A FLOATING HOTEL AT SHANGHAI.

Mr. Graham did not know the reason of this either; but he and Leonard were later informed that the men of Amoy adopted the turban to hide the tail when they were made to wear it by their conquerors, and that they never gave it up. Leonard was also told that they were good soldiers, which, he said, he thought they looked. One thing remarkable about the people of Amoy was that the different families seemed to consist almost entirely of boys. A great many of the inhabitants were very poor, living crowded together in dirty houses very barely furnished. Mrs. Graham had not to be long in China to discover that cleanliness is not a Chinese virtue. Sybil bought some very pretty artificial flowers of some of the inhabitants of Amoy, which they had themselves made. They manufactured them principally, she heard, to be placed on graves.

THE PORT OF SHANGHAI.

Like other Chinese, these people were very superstitious. Here and there large blocks of granite were to be met with, which were regarded by them with reverence, and looked upon as good divinities. On one the Grahams saw inscriptions, which related some history of the place.

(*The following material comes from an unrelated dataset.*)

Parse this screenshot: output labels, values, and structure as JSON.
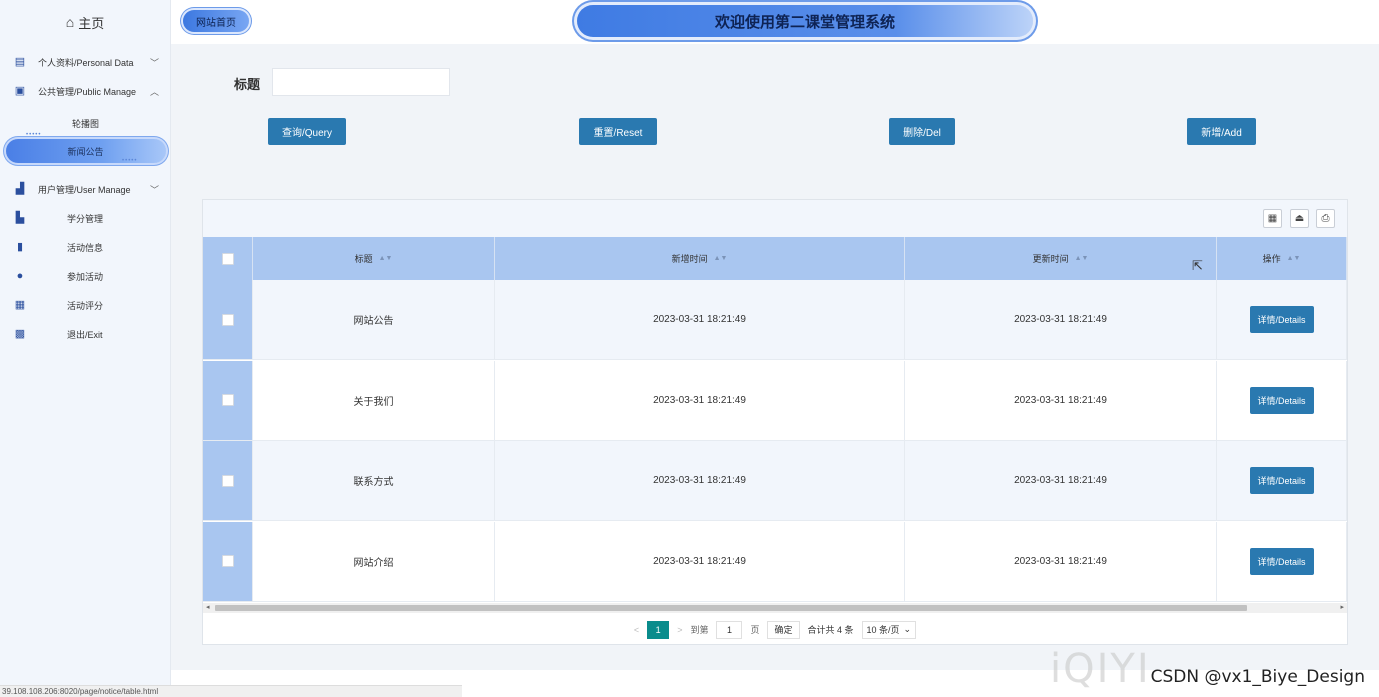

Granite seemed to abound here, for the temples and monasteries were, for the most part, erected on the heights between rocks of this description.

Two days after reaching Amoy, Sybil was dreadfully distressed, and shocked, to see a little girl named Chu, of eleven years old, put up for sale by her own parents. At ten dollars (£1) only was she valued; and for this paltry sum the parents were ready to sell her to any one who would bid it for her. They were very poor, and could not afford to keep her any longer. She had four sisters and only two brothers; the youngest of all, the baby, was to be drowned by her father, later on in the day, in a tub of water. They had never done anything like this before: this man and woman had never killed a child, although they had had five girls, and many of their neighbours had thought nothing of destroying most of their daughters so soon as they were born; but now, as the man was ill, and able to earn so little, they had resolved to rid themselves of two of them that day. If the baby lived, the mother comforted herself by saying, she must be sold later, or grow up in poverty and misery.

Parents think it very necessary that their children should marry, and sometimes sell, or give them away, to their friends, when they are quite little, to be the future wives of the sons of their new owners.

If sold, they will then fetch about two dollars for every year that they have lived; so a child of five years old would fetch ten dollars; and this little girl, put up for sale, was now eleven years old; therefore she was being offered, poor little thing, below half price. And some little girls of Amoy have been even offered for sale for a few pence!